For philosophical or economic reasons, not all growers will adopt Bt corn, and effective management options are needed. For example, little research has been conducted on managing ECB in organic corn (Delate and Cambardella 2004, Evering 1985). Organic corn production has been steadily increasing, which is raising the need to conduct research on basic biology of corn pests in this system.

Electronic delivery of information. The audience for the results of this project is growing. Not only does it comprise farmers and other ag-professionals, but also policymakers, researchers, high school and university educators, concerned citizens, and their expectations are greater than ever before. It is critical that the results be packaged as unbiased information for these agricultural and public sectors. The days of publishing hard copy documents and then simply distributing them or posting them online are over. While traditional information dissemination is still needed, stakeholders are expecting that information be provided in various formats, be timely, immediately accessible from their home or office, interactive, and provide real-time data.

In 2010 an updated edition of this committees publication, NCR-327 European Corn Borer Ecology and Management will be published. An online version could provide a platform for an expanded, interactive version with economic threshold calculators, scouting video clips, links to pest trap networks, and other pertinent publications and educational material. It also could provide the opportunity to obtain important feedback from stakeholders. For example, online surveys could assess growers needs and opinions concerning corn IPM and adoption of IRM practices. This data could then be used to balance logistical and economic expectations for effective corn pest management with the desire to maintain long-term durability of new technologies. As the body of corn Lepidoptera biology, ecology, IPM and IRM knowledge grows in both volume and complexity, it is critical that stakeholders have a complete, easily accessible source of scientifically-based, unbiased information that the NC-205 committee can provide.

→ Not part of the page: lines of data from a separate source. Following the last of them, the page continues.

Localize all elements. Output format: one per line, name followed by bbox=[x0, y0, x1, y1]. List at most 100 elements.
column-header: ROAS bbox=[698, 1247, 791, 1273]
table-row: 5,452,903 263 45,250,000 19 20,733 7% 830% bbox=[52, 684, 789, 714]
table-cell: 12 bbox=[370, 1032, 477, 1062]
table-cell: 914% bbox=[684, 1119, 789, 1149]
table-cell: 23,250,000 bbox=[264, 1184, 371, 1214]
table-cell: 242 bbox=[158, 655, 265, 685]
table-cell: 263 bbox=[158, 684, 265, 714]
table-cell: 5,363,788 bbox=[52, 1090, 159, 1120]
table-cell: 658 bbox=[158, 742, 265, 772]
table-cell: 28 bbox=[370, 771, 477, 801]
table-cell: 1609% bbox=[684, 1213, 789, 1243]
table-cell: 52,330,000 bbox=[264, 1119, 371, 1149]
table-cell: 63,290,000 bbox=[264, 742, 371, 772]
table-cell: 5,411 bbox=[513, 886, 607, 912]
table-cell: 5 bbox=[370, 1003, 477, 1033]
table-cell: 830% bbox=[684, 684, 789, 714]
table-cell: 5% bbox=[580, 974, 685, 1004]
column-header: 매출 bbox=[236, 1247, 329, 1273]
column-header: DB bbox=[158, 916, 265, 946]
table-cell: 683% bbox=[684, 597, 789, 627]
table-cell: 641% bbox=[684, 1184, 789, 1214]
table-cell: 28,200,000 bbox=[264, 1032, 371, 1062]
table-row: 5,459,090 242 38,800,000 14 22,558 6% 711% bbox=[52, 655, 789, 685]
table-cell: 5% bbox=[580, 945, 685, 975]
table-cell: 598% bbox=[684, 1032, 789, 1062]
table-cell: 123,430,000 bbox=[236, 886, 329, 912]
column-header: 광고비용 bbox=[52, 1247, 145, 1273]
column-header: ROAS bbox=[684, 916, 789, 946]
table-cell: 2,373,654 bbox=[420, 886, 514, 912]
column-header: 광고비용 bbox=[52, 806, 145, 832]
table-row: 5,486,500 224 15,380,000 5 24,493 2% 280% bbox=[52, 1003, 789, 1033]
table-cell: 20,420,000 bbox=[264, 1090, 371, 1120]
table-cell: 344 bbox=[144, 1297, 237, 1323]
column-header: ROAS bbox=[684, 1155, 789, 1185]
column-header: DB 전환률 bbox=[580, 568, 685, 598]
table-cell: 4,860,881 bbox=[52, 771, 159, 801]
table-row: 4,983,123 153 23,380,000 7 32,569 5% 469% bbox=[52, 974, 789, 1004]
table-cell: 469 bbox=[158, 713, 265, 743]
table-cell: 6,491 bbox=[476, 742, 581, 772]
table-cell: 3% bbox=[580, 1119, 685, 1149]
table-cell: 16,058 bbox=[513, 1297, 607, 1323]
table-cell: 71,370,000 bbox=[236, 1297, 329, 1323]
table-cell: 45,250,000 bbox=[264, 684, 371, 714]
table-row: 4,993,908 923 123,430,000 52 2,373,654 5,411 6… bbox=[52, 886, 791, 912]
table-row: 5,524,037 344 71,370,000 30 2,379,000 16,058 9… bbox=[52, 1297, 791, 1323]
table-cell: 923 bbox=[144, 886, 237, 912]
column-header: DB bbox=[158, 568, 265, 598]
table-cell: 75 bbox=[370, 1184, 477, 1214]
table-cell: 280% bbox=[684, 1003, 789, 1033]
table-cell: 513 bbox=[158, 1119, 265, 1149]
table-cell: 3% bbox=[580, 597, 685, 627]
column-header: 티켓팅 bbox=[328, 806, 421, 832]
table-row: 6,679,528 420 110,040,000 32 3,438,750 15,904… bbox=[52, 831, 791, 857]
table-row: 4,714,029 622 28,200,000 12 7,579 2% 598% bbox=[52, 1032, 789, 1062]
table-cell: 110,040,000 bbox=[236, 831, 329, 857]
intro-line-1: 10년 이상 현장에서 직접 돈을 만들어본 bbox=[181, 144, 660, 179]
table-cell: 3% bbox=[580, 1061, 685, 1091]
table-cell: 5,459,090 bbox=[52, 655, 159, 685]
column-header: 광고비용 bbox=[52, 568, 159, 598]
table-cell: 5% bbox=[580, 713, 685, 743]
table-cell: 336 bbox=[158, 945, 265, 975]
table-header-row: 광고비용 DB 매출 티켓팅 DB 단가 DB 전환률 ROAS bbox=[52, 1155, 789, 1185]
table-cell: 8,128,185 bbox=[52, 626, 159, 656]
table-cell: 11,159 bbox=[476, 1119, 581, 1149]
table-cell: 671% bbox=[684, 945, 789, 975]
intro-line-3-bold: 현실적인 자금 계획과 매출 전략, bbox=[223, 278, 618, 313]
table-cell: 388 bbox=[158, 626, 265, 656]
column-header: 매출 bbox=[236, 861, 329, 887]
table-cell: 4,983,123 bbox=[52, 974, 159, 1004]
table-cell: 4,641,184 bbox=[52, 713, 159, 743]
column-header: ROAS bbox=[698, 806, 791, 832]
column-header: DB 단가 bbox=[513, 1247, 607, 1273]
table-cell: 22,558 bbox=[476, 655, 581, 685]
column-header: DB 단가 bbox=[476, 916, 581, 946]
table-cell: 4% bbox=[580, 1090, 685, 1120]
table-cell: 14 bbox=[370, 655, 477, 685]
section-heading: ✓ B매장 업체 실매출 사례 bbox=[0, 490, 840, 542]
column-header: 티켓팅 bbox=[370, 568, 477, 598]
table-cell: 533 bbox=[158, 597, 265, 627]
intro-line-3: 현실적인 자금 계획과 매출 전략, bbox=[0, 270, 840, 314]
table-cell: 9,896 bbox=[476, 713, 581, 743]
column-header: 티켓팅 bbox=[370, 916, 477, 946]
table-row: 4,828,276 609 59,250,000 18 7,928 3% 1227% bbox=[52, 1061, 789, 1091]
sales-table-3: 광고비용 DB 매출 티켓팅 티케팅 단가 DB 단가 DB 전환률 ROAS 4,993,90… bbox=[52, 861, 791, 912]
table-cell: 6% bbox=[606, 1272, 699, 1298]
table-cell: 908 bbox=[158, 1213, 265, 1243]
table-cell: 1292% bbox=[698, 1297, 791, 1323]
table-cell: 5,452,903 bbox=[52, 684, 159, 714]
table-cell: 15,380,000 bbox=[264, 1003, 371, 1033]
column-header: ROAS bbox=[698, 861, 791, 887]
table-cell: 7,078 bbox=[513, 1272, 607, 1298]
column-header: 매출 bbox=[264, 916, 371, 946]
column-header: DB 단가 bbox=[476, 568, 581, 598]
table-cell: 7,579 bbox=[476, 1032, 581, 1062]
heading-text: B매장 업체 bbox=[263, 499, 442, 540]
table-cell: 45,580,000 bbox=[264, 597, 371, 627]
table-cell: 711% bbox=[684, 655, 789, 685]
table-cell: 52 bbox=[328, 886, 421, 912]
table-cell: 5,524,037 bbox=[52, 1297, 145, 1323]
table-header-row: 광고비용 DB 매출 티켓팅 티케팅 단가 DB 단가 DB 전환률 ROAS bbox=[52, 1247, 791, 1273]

A Multi-State Approach. Collectively, a multi-state approach to researching the knowledge gaps described above, developing IPM tools and programs, assessing IRM strategies, and implementing effective technology transfer is appropriate and necessary. As shown above, geography plays an important role in how the pests interact with other organisms in their environment, and how IPM and IRM strategies are designed and employed. It is this significant spatial effect of population and community dynamics that make a regional project necessary. Lack of knowledge has led to fears by the general public about the potential environmental and health risks associated with adoption of new technologies, particularly GM technologies. Controversy about the effect of GM technology on non-target organisms and human health has fueled public concerns. These fears have the potential of forcing legislation to ban or slow the introduction of GM crops. Answers to questions regarding Bt-corn should help focus the public's perception of this technology and where benefits are clearly demonstrated, and allow growers to gain the pest control advantages provided by this and future technologies.

These multi-state plans will be a model for the development of science-based resistance management programs and risk assessment for other pests, other crops, and future crop protection technologies. Our efforts will provide fundamental advances in the knowledge of pest ecology, genetics, and evolution. Our work will continue to provide scientifically-based assessments essential to the policy decision-making process and should help to increase the public's acceptance of these technologies and to identify potential negative impacts that need further investigation. Our work also will continue to lead to more sustainable pest management systems for lepidopteran corn pests. We also view it as our responsibility to provide unbiased, scientifically-based information that fosters subsequent investment in promising novel approaches to pest management. There is ample evidence that the NC-205 research group has the skills, collaborative working relationships, and commitment to provide the missing biological information and to incorporate this new information into evolving IPM programs and IRM models.